Derek Knight was a geotechnical engineer who specialised in earth and rockfill embankment dams and played an important role in promoting the role of engineering geologists in civil engineering consultancy.

Derek was born on 18 December 1931 and obtained a Bachelor of Arts degree (Cambridge University, 1955). Following graduation, he joined Sir Alexander Gibb & Partners and remained with the company until his retirement in 1996. He was appointed an Associate in 1978 and was Head of the Geotechnical Department 1978-1986. He subsequently became a Consultant (1988), Technical Director (1989) and Senior Technical Director (1992).

During his career with Gibb, Derek was involved in planning, investigation, design, construction, inspection and operational behaviour monitoring on over 100 dams throughout the world - including Africa, South America, Asia and UK. In particular he was closely involved with the design and construction of dikes in the Dead Sea for the Arab Potash Company in Jordan from 1975 until his retirement. In 1985 he was appointed as a Member the All Reservoirs Panel of Qualified Civil Engineers under UK reservoirs safety legislation (Reservoirs Act 1975). In 1986, Derek was a Member of the Panel of Enquiry into the Kantalai reservoir disaster, Sri Lanka, for the Sri Lankan and UK Governments. He also served on panels concerned with the safety of dams in Philippines, Thailand and Indonesia.

He was the author of 29 papers and published reports on geotechnical and dam engineering, and a frequent contributor to written discussions on published papers.

Derek was Chartered Engineer and a Member (1961) and later Fellow (1973) of the Institution of Civil Engineers. He was elected Fellow of the Geological Society in 1996 and was a Member of the British Geotechnical Society and the British Dam Society.

During the ten-year period from 1976, Derek shared my office at Gibb when I was the company’s Chief Engineering Geologist. It was during this time that engineering geology developed as a major discipline within Gibb, and increasing numbers of engineering geologists became integrated into the Geotechnical Department. Derek played an influential role in encouraging this integration between geotechnical engineers and engineering geologists. He also supported the move within the company to recognise that Chartered Geologist was equivalent to Chartered Engineer within the career progression of geologists - thus opening the way for geologists to become Directors of the company.

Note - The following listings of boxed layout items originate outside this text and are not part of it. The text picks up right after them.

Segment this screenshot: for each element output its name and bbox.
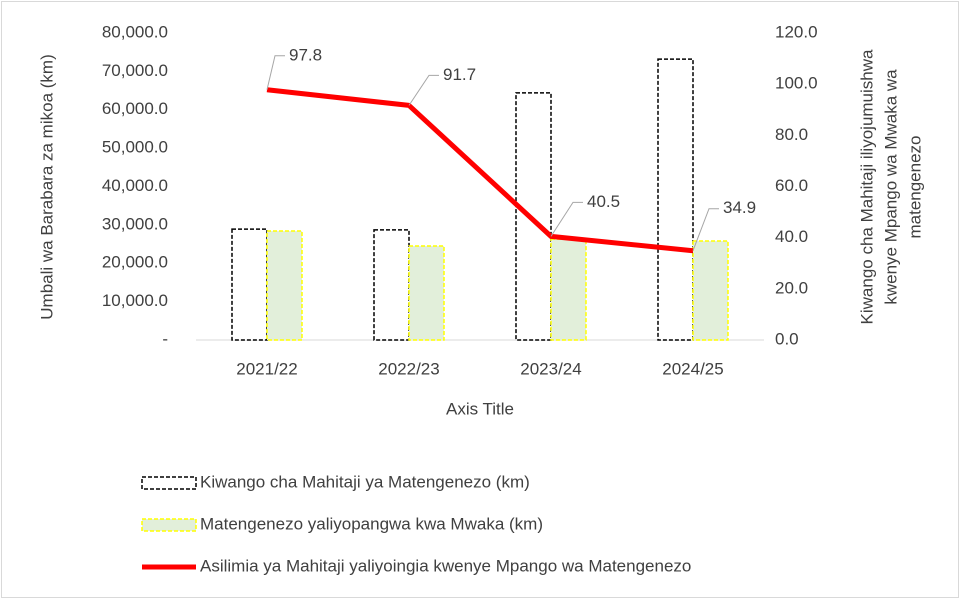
y-tick-label: 40,000.0 [102, 176, 168, 195]
bar [231, 228, 268, 341]
legend-swatch [141, 476, 197, 490]
y2-axis-title: kwenye Mpango wa Mwaka wa [881, 69, 900, 305]
y-tick-label: 10,000.0 [102, 291, 168, 310]
data-label: 91.7 [443, 65, 476, 84]
y-tick-label: 60,000.0 [102, 99, 168, 118]
x-tick-label: 2021/22 [236, 359, 297, 378]
bar [408, 245, 445, 341]
bar [550, 238, 587, 341]
y2-tick-label: 80.0 [775, 125, 808, 144]
x-axis-title: Axis Title [446, 399, 514, 418]
leader-line [550, 201, 583, 237]
line [266, 87, 694, 254]
y2-tick-label: 100.0 [775, 74, 818, 93]
bar [266, 230, 303, 341]
legend-label: Matengenezo yaliyopangwa kwa Mwaka (km) [200, 514, 543, 533]
bar [515, 92, 552, 341]
y-axis-title: Umbali wa Barabara za mikoa (km) [37, 54, 56, 319]
leader-line [266, 55, 285, 90]
y2-tick-label: 0.0 [775, 329, 799, 348]
y-tick-label: 50,000.0 [102, 138, 168, 157]
leader-line [408, 74, 439, 106]
y-tick-label: 70,000.0 [102, 61, 168, 80]
x-tick-label: 2024/25 [662, 359, 723, 378]
bar [692, 240, 729, 341]
x-tick-label: 2023/24 [520, 359, 581, 378]
y2-tick-label: 40.0 [775, 227, 808, 246]
x-tick-label: 2022/23 [378, 359, 439, 378]
bar [657, 58, 694, 341]
y2-tick-label: 120.0 [775, 22, 818, 41]
y-tick-label: 30,000.0 [102, 214, 168, 233]
y2-tick-label: 60.0 [775, 176, 808, 195]
y-tick-label: - [162, 329, 168, 348]
y2-tick-label: 20.0 [775, 278, 808, 297]
legend-label: Asilimia ya Mahitaji yaliyoingia kwenye … [200, 556, 691, 575]
legend-label: Kiwango cha Mahitaji ya Matengenezo (km) [200, 472, 530, 491]
data-label: 40.5 [587, 192, 620, 211]
y2-axis-title: matengenezo [905, 135, 924, 238]
data-label: 97.8 [289, 45, 322, 64]
y-tick-label: 80,000.0 [102, 22, 168, 41]
leader-line [692, 208, 719, 251]
legend-swatch [141, 518, 197, 532]
y-tick-label: 20,000.0 [102, 253, 168, 272]
y2-axis-title: Kiwango cha Mahitaji iliyojumuishwa [857, 49, 876, 325]
data-label: 34.9 [723, 198, 756, 217]
bar [373, 229, 410, 341]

Derek always maintained a clear separation between his private and professional lives. He was a robust advocate of his Christian views and maintained a strong loyalty to his family and firm. He had a good sense of humour and an ability to recall information at an incredible level of detail. He often adopted the role of ‘conscience of the company’, asking the questions that others were reluctant to raise.

After his retirement (1996) Derek’s health deteriorated. This did not, however, deter him from continuing work as a consultant on dams and attending important technical meetings, including the Glossop Lectures. He developed cancer, but, while in remission, died of a heart attack in December 2002.

Derek is survived by his wife and son.